A Complicated Inheritance

By Vanessa Aricco
Family, fortune and fracking on the frontier
As seen in Issue 14

A Dream Inherited: “We could be rich.”
Anna, a single woman in her late 20s, filed for a homestead in 1905. In 2013, Erika Bolstad, her great-granddaughter, digs up the past, giving Anna the voice she never had.

All Bolstad knew about Anna was that she settled in the prairies of North Dakota — an untamed woman on untamed land pursuing the American Dream — then disappeared in 1907.

But when a $2,400 check arrived in the mail for Bolstad’s mother from an oil and gas company during the 2009 Bakken oil boom in North Dakota, the Bolstads learned about the subsurface mineral rights to Anna’s old homestead. Three months later, Bolstad’s mother died and the rights became Bolstad’s inheritance.

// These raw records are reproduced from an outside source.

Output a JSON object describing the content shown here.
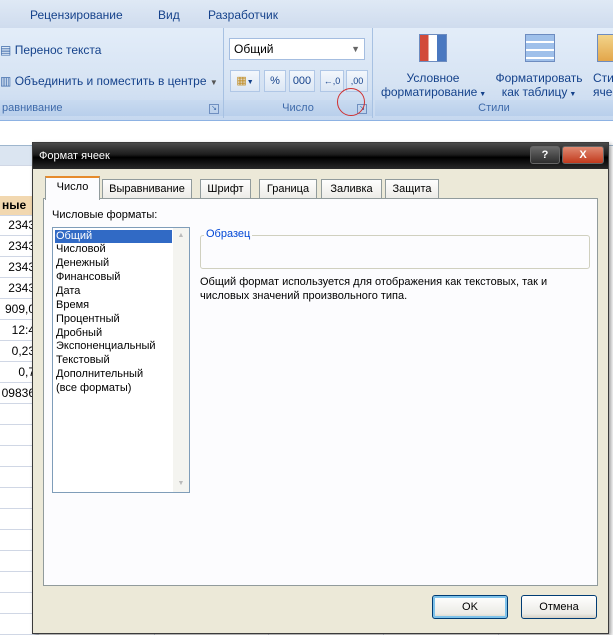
{
  "ribbon_tabs": [
    "Рецензирование",
    "Вид",
    "Разработчик"
  ],
  "alignment": {
    "wrap_text": "Перенос текста",
    "merge_center": "Объединить и поместить в центре",
    "group_label": "равнивание"
  },
  "number": {
    "format_value": "Общий",
    "percent": "%",
    "thousands": "000",
    "inc_decimal": "←,0",
    "dec_decimal": ",00",
    "group_label": "Число"
  },
  "styles": {
    "conditional": [
      "Условное",
      "форматирование"
    ],
    "as_table": [
      "Форматировать",
      "как таблицу"
    ],
    "cell_styles": [
      "Сти",
      "ячее"
    ],
    "group_label": "Стили"
  },
  "sheet": {
    "header": "ные",
    "cells": [
      "2343",
      "2343",
      "2343",
      "2343",
      "909,0",
      "12:4",
      "0,23",
      "0,7",
      "09836"
    ]
  },
  "dialog": {
    "title": "Формат ячеек",
    "help": "?",
    "close": "X",
    "tabs": [
      "Число",
      "Выравнивание",
      "Шрифт",
      "Граница",
      "Заливка",
      "Защита"
    ],
    "formats_label": "Числовые форматы:",
    "formats": [
      "Общий",
      "Числовой",
      "Денежный",
      "Финансовый",
      "Дата",
      "Время",
      "Процентный",
      "Дробный",
      "Экспоненциальный",
      "Текстовый",
      "Дополнительный",
      "(все форматы)"
    ],
    "selected_format": "Общий",
    "sample_label": "Образец",
    "description": "Общий формат используется для отображения как текстовых, так и числовых значений произвольного типа.",
    "ok": "OK",
    "cancel": "Отмена"
  }
}
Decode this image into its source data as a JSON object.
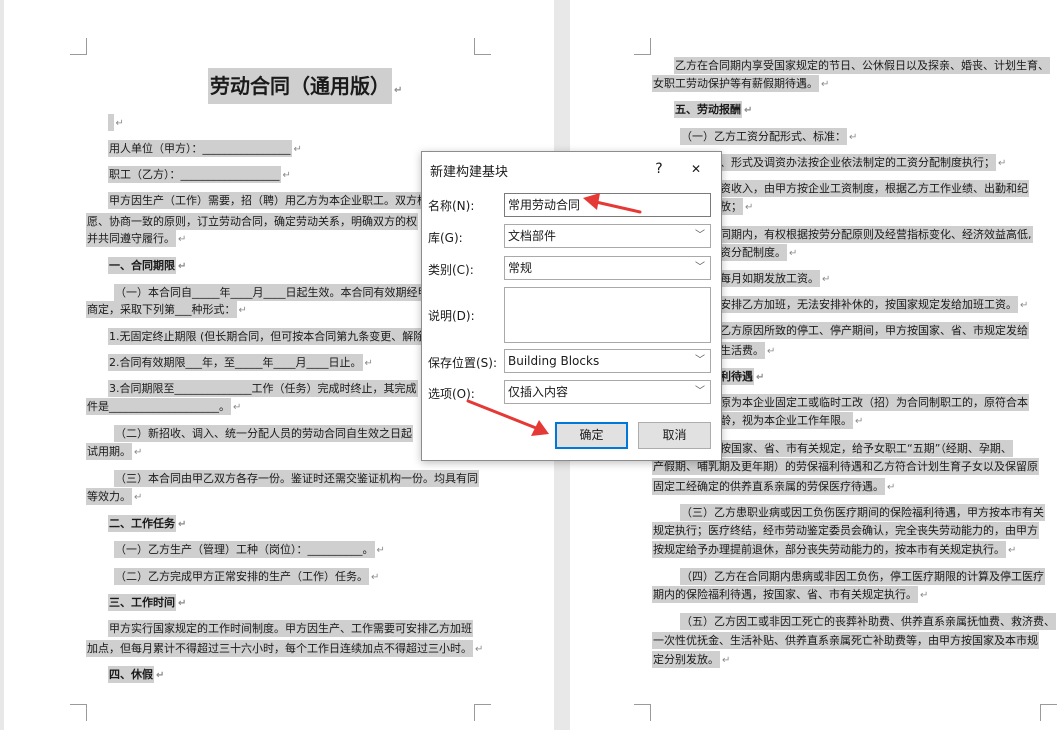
{
  "left_page": {
    "title": "劳动合同（通用版）",
    "lines": [
      "用人单位（甲方）：________________",
      "职工（乙方）：__________________",
      "甲方因生产（工作）需要，招（聘）用乙方为本企业职工。双方根",
      "愿、协商一致的原则，订立劳动合同，确定劳动关系，明确双方的权",
      "并共同遵守履行。",
      "一、合同期限",
      "（一）本合同自_____年____月____日起生效。本合同有效期经甲",
      "商定，采取下列第___种形式：",
      "1.无固定终止期限 (但长期合同，但可按本合同第九条变更、解除",
      "2.合同有效期限___年，至_____年____月____日止。",
      "3.合同期限至______________工作（任务）完成时终止，其完成",
      "件是____________________。",
      "（二）新招收、调入、统一分配人员的劳动合同自生效之日起",
      "试用期。",
      "（三）本合同由甲乙双方各存一份。鉴证时还需交鉴证机构一份。均具有同",
      "等效力。",
      "二、工作任务",
      "（一）乙方生产（管理）工种（岗位）：__________。",
      "（二）乙方完成甲方正常安排的生产（工作）任务。",
      "三、工作时间",
      "甲方实行国家规定的工作时间制度。甲方因生产、工作需要可安排乙方加班",
      "加点，但每月累计不得超过三十六小时，每个工作日连续加点不得超过三小时。",
      "四、休假"
    ]
  },
  "right_page": {
    "lines": [
      "乙方在合同期内享受国家规定的节日、公休假日以及探亲、婚丧、计划生育、",
      "女职工劳动保护等有薪假期待遇。",
      "五、劳动报酬",
      "（一）乙方工资分配形式、标准：",
      "准、形式及调资办法按企业依法制定的工资分配制度执行；",
      "工资收入，由甲方按企业工资制度，根据乙方工作业绩、出勤和纪",
      "发放；",
      "合同期内，有权根据按劳分配原则及经营指标变化、经济效益高低,",
      "工资分配制度。",
      "方每月如期发放工资。",
      "方安排乙方加班，无法安排补休的，按国家规定发给加班工资。",
      "因乙方原因所致的停工、停产期间，甲方按国家、省、市规定发给",
      "或生活费。",
      "福利待遇",
      "方原为本企业固定工或临时工改（招）为合同制职工的，原符合本",
      "工龄，视为本企业工作年限。",
      "方按国家、省、市有关规定，给予女职工“五期”（经期、孕期、",
      "产假期、哺乳期及更年期）的劳保福利待遇和乙方符合计划生育子女以及保留原",
      "固定工经确定的供养直系亲属的劳保医疗待遇。",
      "（三）乙方患职业病或因工负伤医疗期间的保险福利待遇，甲方按本市有关",
      "规定执行；医疗终结，经市劳动鉴定委员会确认，完全丧失劳动能力的，由甲方",
      "按规定给予办理提前退休，部分丧失劳动能力的，按本市有关规定执行。",
      "（四）乙方在合同期内患病或非因工负伤，停工医疗期限的计算及停工医疗",
      "期内的保险福利待遇，按国家、省、市有关规定执行。",
      "（五）乙方因工或非因工死亡的丧葬补助费、供养直系亲属抚恤费、救济费、",
      "一次性优抚金、生活补贴、供养直系亲属死亡补助费等，由甲方按国家及本市规",
      "定分别发放。"
    ]
  },
  "dialog": {
    "title": "新建构建基块",
    "help": "?",
    "close": "✕",
    "name_label": "名称(N):",
    "name_value": "常用劳动合同",
    "gallery_label": "库(G):",
    "gallery_value": "文档部件",
    "category_label": "类别(C):",
    "category_value": "常规",
    "description_label": "说明(D):",
    "description_value": "",
    "save_label": "保存位置(S):",
    "save_value": "Building Blocks",
    "options_label": "选项(O):",
    "options_value": "仅插入内容",
    "ok": "确定",
    "cancel": "取消"
  },
  "colors": {
    "highlight": "#cfcfcf",
    "accent": "#0078d7",
    "arrow": "#e53935"
  }
}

Compelled by Anna’s mystery and the family mantra “We could be rich,” Bolstad decides to find out what happened to her great-grandmother and how these family rights came to be. Windfall is a memoir about Bolstad’s search for family inheritance alongside the North Dakota Bakken oil boom and the cruel treatment of women and the environment in pursuit of riches.

Welcome to Boomtown
Bolstad is a journalist who spent many years covering climate change and environmental issues for publications like The Washington Post and Scientific American. Part memoir, part travelogue and geological survey, Windfall weaves together personal family history with journalistic reporting on fracking’s negative impact on climate and communities. The chapters in Windfall are marked by the price of oil, keeping the oil boom at the forefront of the reader’s mind. “Chapter 2: Prairie Potholes. August 2013, North Dakota crude: $97.18 per barrel.”

Billions of barrels of oil were being fracked in the Bakken shale formation in North Dakota, leading Bolstad to think, “I was the only person who could write a story that connected this ancestor of mine to modern-day climate change.” Bolstad hopes her employer will approve her to research her family’s connection to the oil boom, but they decline. Determined to uncover Anna’s story, Bolstad takes a vacation and funds her own research. “Unexpected windfalls have a way of showing up,” her mother always said. Could this be hers?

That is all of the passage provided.